The best way to finance a 15-year mortgage in America
Like many American homeowners, Jason Krueger refinanced his mortgage last year. The move lowered his interest rate by almost a full percentage, slashed $268 in his monthly interest costs and would allow him to pay for his home more than a decade ago.
navel? Choose a 15-year loan instead of a 30-year loan.
“We were able to go from a 30-year loan at 3.375% to a 15-year loan at 2.5%,” said Krueger, a certified financial planner with Ameriprise Financial. “Our required monthly payments are up slightly, but we will be saving a significant amount of interest every month.”
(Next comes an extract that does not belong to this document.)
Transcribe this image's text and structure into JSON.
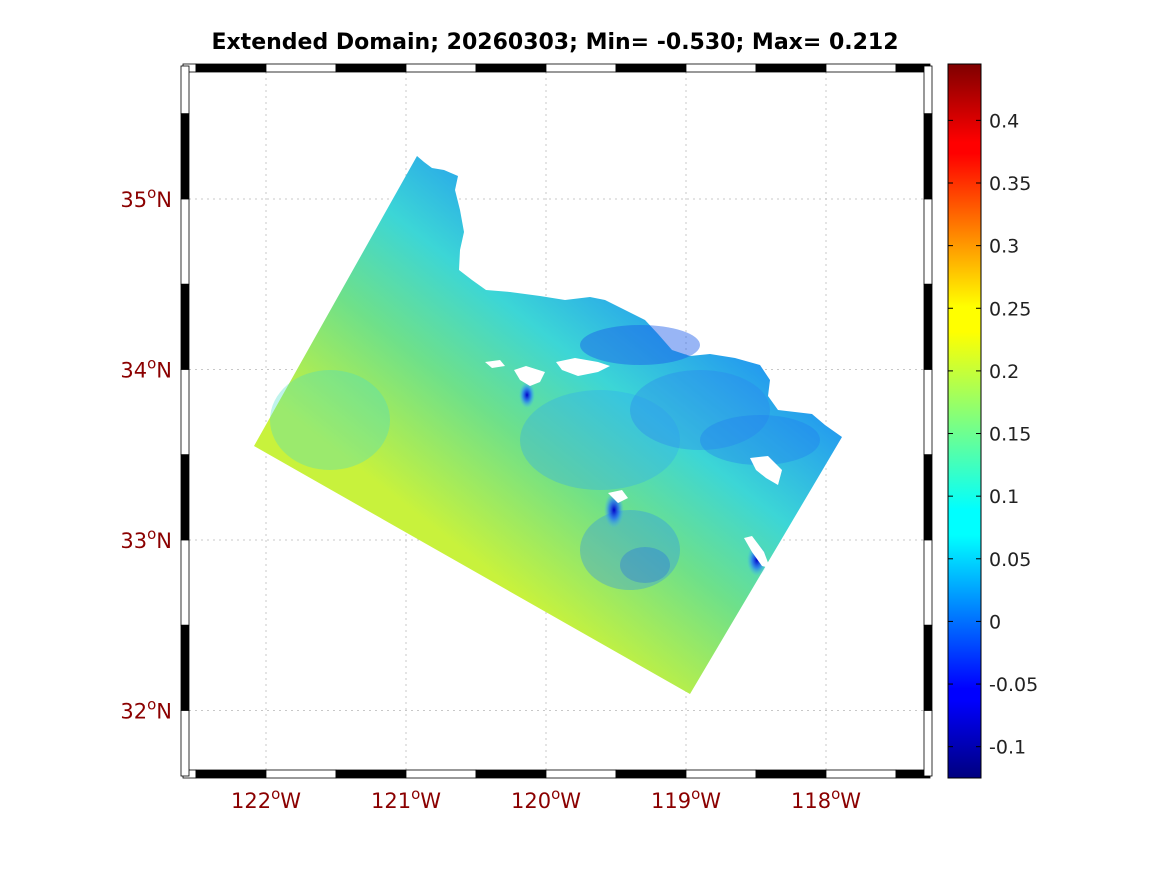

Choosing Kroger is one that more and more homeowners have made in recent months, particularly when refinancing. In fact, according to policy research organization
The Urban Institute, 15-year loans accounted for roughly 17% of all loan assets in October 2020. This is up from just 10% the year before.
15 year mortgage rates today
The increase in popularity is largely due to the very low interest rates currently offered by short-term loans.
According to the latest data from mortgage buyer Freddie Mac, the average 15-year loan rate is just 2.21% — 0.56 percentage points lower than the 30-year loan rate. On a $200,000 mortgage, that amounts to approximately $60,000 saved for the life of the loan.
“Because of the pandemic, mortgage rates have fallen to the lowest levels in U.S. history, yet 15-year mortgage rates are becoming incredibly attractive,” said Matt Weaver, vice president at CrossCountry Mortgage in Boca Raton, Florida.